Dengan kemampuan militer, politik, dan ekonomi yang besar ini, AS mengintervensi seluruh negara yang ada di dunia, mencoba untuk mengelola politik hegemoni atas politik seluruh dunia tanpa kecuali. AS bahkan mampu menyulut krisis di wilayah-wilayah yang konflik dengan cara membuat klasifikasi-klasifikasi baru untuk berbagai negara. Seperti misalnya negara-negara poros kejahatan (evil axis) ataupun negara-negara pendukung terorisme. AS mewajibkan dunia untuk berpihak kepadanya atau kepada teroris, tidak boleh memilih tidak berpihak pada keduanya.

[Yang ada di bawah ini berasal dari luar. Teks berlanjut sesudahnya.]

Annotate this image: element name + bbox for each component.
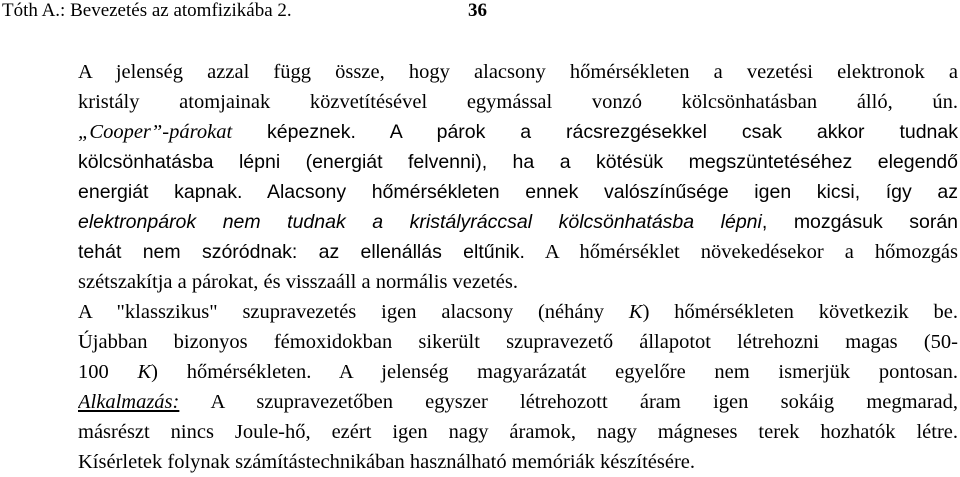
text-segment: kölcsönhatásba lépni (energiát felvenni), ha a kötésük megszüntetéséhez elegendő	[78, 151, 958, 173]
text-segment: Alkalmazás:	[78, 391, 180, 413]
text-segment: A hőmérséklet növekedésekor a hőmozgás	[524, 241, 958, 263]
text-line	[78, 87, 958, 117]
text-segment: Kísérletek folynak számítástechnikában használható memóriák készítésére.	[78, 451, 696, 473]
text-segment: képeznek. A párok a rácsrezgésekkel csak akkor tudnak	[232, 121, 958, 143]
body-text	[78, 57, 958, 477]
text-segment: energiát kapnak.	[78, 181, 243, 203]
text-line	[78, 57, 958, 87]
text-segment: A jelenség azzal függ össze, hogy alacsony hőmérsékleten a vezetési elektronok a	[78, 61, 958, 83]
text-segment: „Cooper”-párokat	[78, 121, 233, 143]
text-segment: , mozgásuk során	[761, 211, 958, 233]
text-segment: A szupravezetőben egyszer létrehozott áram igen sokáig megmarad,	[179, 391, 958, 413]
text-line	[78, 267, 958, 297]
text-line	[78, 117, 958, 147]
text-line	[78, 147, 958, 177]
text-line	[78, 327, 958, 357]
text-line	[78, 387, 958, 417]
text-segment: tehát nem szóródnak: az ellenállás eltűnik.	[78, 241, 525, 263]
text-line	[78, 207, 958, 237]
text-segment: Újabban bizonyos fémoxidokban sikerült szupravezető állapotot létrehozni magas (50-	[78, 331, 958, 353]
text-segment: ) hőmérsékleten következik be.	[642, 301, 958, 323]
text-line	[78, 297, 958, 327]
text-segment: másrészt nincs Joule-hő, ezért igen nagy áramok, nagy mágneses terek hozhatók létre.	[78, 421, 958, 443]
text-line	[78, 237, 958, 267]
text-line	[78, 447, 958, 477]
text-segment: K	[628, 301, 643, 323]
text-segment: elektronpárok nem tudnak a kristályráccsal kölcsönhatásba lépni	[78, 211, 762, 233]
header-title: Tóth A.: Bevezetés az atomfizikába 2.	[2, 0, 292, 21]
page-header	[0, 0, 960, 22]
page-number: 36	[468, 0, 487, 21]
text-segment: szétszakítja a párokat, és visszaáll a normális vezetés.	[78, 271, 518, 293]
text-segment: ) hőmérsékleten. A jelenség magyarázatát egyelőre nem ismerjük pontosan.	[151, 361, 958, 383]
text-line	[78, 417, 958, 447]
text-segment: A "klasszikus" szupravezetés igen alacsony (néhány	[78, 301, 629, 323]
text-segment: kristály atomjainak közvetítésével egymással vonzó kölcsönhatásban álló, ún.	[78, 91, 958, 113]
text-segment: K	[137, 361, 152, 383]
text-segment: 100	[78, 361, 138, 383]
text-line	[78, 177, 958, 207]
text-segment: Alacsony hőmérsékleten ennek valószínűsége igen kicsi, így az	[242, 181, 958, 203]
text-line	[78, 357, 958, 387]
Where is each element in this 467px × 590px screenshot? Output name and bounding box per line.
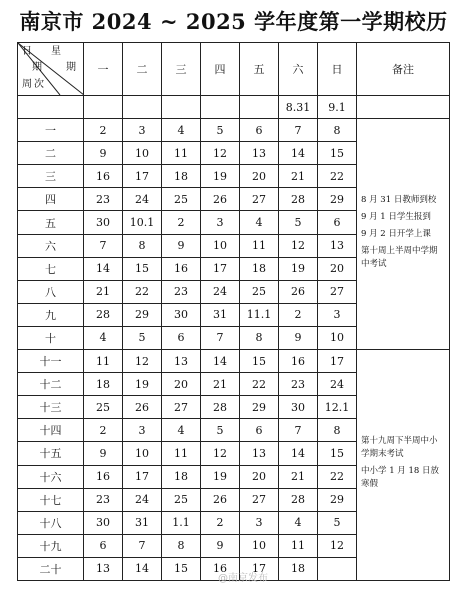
date-cell [201,96,240,119]
week-label: 九 [18,303,84,326]
week-label: 十七 [18,488,84,511]
date-cell: 27 [318,280,357,303]
date-cell: 14 [279,142,318,165]
week-label: 二 [18,142,84,165]
corner-label-xing: 星 [51,46,61,57]
date-cell: 17 [201,257,240,280]
date-cell: 3 [123,419,162,442]
date-cell [240,96,279,119]
date-cell [123,96,162,119]
week-label: 十八 [18,511,84,534]
note-line: 9 月 1 日学生报到 [361,211,431,222]
date-cell: 4 [84,326,123,349]
date-cell: 17 [318,350,357,373]
week-row [18,350,450,373]
notes-block [361,194,445,271]
weekday-header: 二 [123,43,162,96]
date-cell: 18 [162,465,201,488]
date-cell: 7 [201,326,240,349]
week-row [18,119,450,142]
date-cell: 24 [123,488,162,511]
semester-notes-first [357,119,450,350]
date-cell: 10 [201,234,240,257]
date-cell: 17 [123,465,162,488]
date-cell: 21 [279,465,318,488]
date-cell: 22 [123,280,162,303]
date-cell [162,96,201,119]
note-line: 第十九周下半周中小学期末考试 [361,436,438,459]
weekday-header: 日 [318,43,357,96]
date-cell: 12.1 [318,396,357,419]
date-cell: 26 [201,488,240,511]
date-cell: 29 [318,488,357,511]
date-cell: 14 [279,442,318,465]
date-cell: 24 [318,373,357,396]
week-label: 十二 [18,373,84,396]
date-cell: 5 [201,419,240,442]
date-cell: 4 [240,211,279,234]
date-cell: 13 [240,142,279,165]
date-cell: 1.1 [162,511,201,534]
date-cell: 16 [162,257,201,280]
date-cell: 21 [279,165,318,188]
date-cell: 7 [279,119,318,142]
date-cell: 29 [318,188,357,211]
date-cell: 31 [201,303,240,326]
date-cell: 21 [201,373,240,396]
date-cell: 10 [123,142,162,165]
date-cell: 16 [201,557,240,580]
date-cell: 28 [279,188,318,211]
date-cell: 11 [240,234,279,257]
date-cell: 13 [318,234,357,257]
date-cell: 11 [162,442,201,465]
note-line: 第十周上半周中学期中考试 [361,245,438,269]
date-cell: 5 [123,326,162,349]
date-cell: 4 [162,119,201,142]
week-label: 七 [18,257,84,280]
date-cell: 14 [201,350,240,373]
date-cell: 4 [162,419,201,442]
date-cell: 8 [240,326,279,349]
semester-notes-second [357,350,450,581]
date-cell: 24 [201,280,240,303]
date-cell: 12 [123,350,162,373]
date-cell: 13 [162,350,201,373]
date-cell: 3 [123,119,162,142]
date-cell: 11 [162,142,201,165]
date-cell: 18 [162,165,201,188]
date-cell: 30 [84,211,123,234]
date-cell: 2 [84,419,123,442]
date-cell: 18 [240,257,279,280]
date-cell: 15 [123,257,162,280]
date-cell: 5 [201,119,240,142]
date-cell: 9 [84,442,123,465]
date-cell: 31 [123,511,162,534]
weekday-header: 五 [240,43,279,96]
date-cell: 8.31 [279,96,318,119]
corner-label-qi2: 期 [66,62,76,73]
header-row [18,43,450,96]
calendar-body [18,96,450,581]
date-cell: 29 [240,396,279,419]
date-cell [318,557,357,580]
weekday-header: 三 [162,43,201,96]
date-cell: 7 [123,534,162,557]
date-cell: 26 [123,396,162,419]
date-cell: 15 [162,557,201,580]
week-label: 六 [18,234,84,257]
date-cell: 13 [84,557,123,580]
week-label: 十一 [18,350,84,373]
date-cell: 16 [84,165,123,188]
week-label: 十三 [18,396,84,419]
date-cell: 16 [279,350,318,373]
date-cell: 5 [318,511,357,534]
corner-label-zhou: 周 [22,79,32,90]
date-cell: 27 [162,396,201,419]
date-cell: 19 [201,465,240,488]
date-cell: 29 [123,303,162,326]
date-cell: 17 [123,165,162,188]
date-cell: 3 [318,303,357,326]
date-cell: 30 [84,511,123,534]
date-cell: 15 [318,142,357,165]
date-cell: 23 [279,373,318,396]
date-cell: 18 [279,557,318,580]
date-cell: 20 [240,465,279,488]
date-cell: 22 [318,465,357,488]
corner-label-qi1: 期 [32,62,42,73]
week-label: 十 [18,326,84,349]
date-cell: 16 [84,465,123,488]
date-cell: 28 [201,396,240,419]
date-cell: 28 [84,303,123,326]
date-cell: 25 [162,488,201,511]
date-cell: 12 [318,534,357,557]
date-cell: 9 [162,234,201,257]
date-cell: 8 [318,419,357,442]
date-cell: 26 [201,188,240,211]
date-cell: 6 [240,419,279,442]
date-cell: 14 [84,257,123,280]
date-cell: 10 [318,326,357,349]
week-label: 三 [18,165,84,188]
date-cell: 2 [84,119,123,142]
date-cell: 8 [123,234,162,257]
date-cell: 17 [240,557,279,580]
week-label: 八 [18,280,84,303]
weekday-header: 一 [84,43,123,96]
date-cell: 3 [240,511,279,534]
date-cell: 25 [84,396,123,419]
date-cell: 2 [201,511,240,534]
date-cell: 18 [84,373,123,396]
corner-label-ri: 日 [22,46,32,57]
watermark: @南京发布 [218,573,268,584]
date-cell: 19 [279,257,318,280]
date-cell: 7 [279,419,318,442]
date-cell: 3 [201,211,240,234]
date-cell: 20 [240,165,279,188]
date-cell: 21 [84,280,123,303]
date-cell: 11 [279,534,318,557]
week-label: 十五 [18,442,84,465]
date-cell [84,96,123,119]
note-line: 中小学 1 月 18 日放寒假 [361,466,440,489]
date-cell: 4 [279,511,318,534]
date-cell: 6 [240,119,279,142]
date-cell: 6 [84,534,123,557]
weekday-header: 四 [201,43,240,96]
date-cell: 7 [84,234,123,257]
note-line: 9 月 2 日开学上课 [361,228,431,239]
date-cell: 11 [84,350,123,373]
weekday-header: 六 [279,43,318,96]
date-cell: 8 [318,119,357,142]
note-line: 8 月 31 日教师到校 [361,194,437,205]
corner-label-ci: 次 [34,79,44,90]
date-cell: 9 [84,142,123,165]
date-cell: 5 [279,211,318,234]
notes-cell-empty [357,96,450,119]
date-cell: 20 [162,373,201,396]
week-label: 五 [18,211,84,234]
date-cell: 23 [84,488,123,511]
date-cell: 13 [240,442,279,465]
week-label: 二十 [18,557,84,580]
date-cell: 30 [162,303,201,326]
date-cell: 15 [240,350,279,373]
date-cell: 22 [240,373,279,396]
date-cell: 27 [240,188,279,211]
date-cell: 6 [162,326,201,349]
date-cell: 26 [279,280,318,303]
date-cell: 10 [240,534,279,557]
week-label: 十四 [18,419,84,442]
date-cell: 9.1 [318,96,357,119]
week-label [18,96,84,119]
date-cell: 6 [318,211,357,234]
page-title: 南京市 2024 ~ 2025 学年度第一学期校历 [19,9,448,34]
date-cell: 14 [123,557,162,580]
date-cell: 15 [318,442,357,465]
date-cell: 10.1 [123,211,162,234]
date-cell: 12 [201,442,240,465]
date-cell: 23 [84,188,123,211]
date-cell: 19 [123,373,162,396]
date-cell: 12 [201,142,240,165]
date-cell: 30 [279,396,318,419]
week-label: 十六 [18,465,84,488]
date-cell: 25 [240,280,279,303]
week-label: 十九 [18,534,84,557]
week-label: 四 [18,188,84,211]
date-cell: 27 [240,488,279,511]
date-cell: 19 [201,165,240,188]
date-cell: 10 [123,442,162,465]
date-cell: 23 [162,280,201,303]
date-cell: 9 [201,534,240,557]
date-cell: 22 [318,165,357,188]
school-calendar-table [17,42,450,581]
week-label: 一 [18,119,84,142]
date-cell: 20 [318,257,357,280]
date-cell: 28 [279,488,318,511]
date-cell: 2 [162,211,201,234]
date-cell: 11.1 [240,303,279,326]
date-cell: 12 [279,234,318,257]
date-cell: 25 [162,188,201,211]
date-cell: 9 [279,326,318,349]
notes-block [361,435,445,491]
corner-header [18,43,84,96]
notes-header: 备注 [357,43,450,96]
pre-week-row [18,96,450,119]
date-cell: 2 [279,303,318,326]
date-cell: 24 [123,188,162,211]
date-cell: 8 [162,534,201,557]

Demikianlah, watak kapitalisme sekuler yang serakah dan menghalalkan segala cara telah menjadi nafas dan identitas yang mendarah daging bagi AS. Alhasil, di bawah hegemoninya, dunia akan terus-menerus dibayangi teror.

Hingga saat ini, belum ada penguasa muslim yang benar-benar sadar dan berani menentang AS secara nyata. Alih-alih melakukan perlawanan, mereka lebih fokus melindungi kepentingan pribadi dan kelompoknya masing-masing. Penyakit wahn (cinta dunia dan takut akan kematian) membuat mereka cenderung mencari aman dan lebih memilih menjadi kaki tangan AS untuk menindas negeri dan rakyatnya sendiri.

Kesombongan AS hanya akan tumbang di hadapan negara adidaya baru yang memiliki kekuatan lebih besar atau minimal setara dengannya. Satu-satunya calon adidaya yang akan menjadi pesaing AS adalah negara Islam (Khilafah) yang menerapkan Islam secara kaffah. Ideologi Islam yang berasal dari Sang Pencipta adalah satu-satunya ideologi yang benar, yang mampu membawa manusia pada kehidupan yang aman dan sejahtera.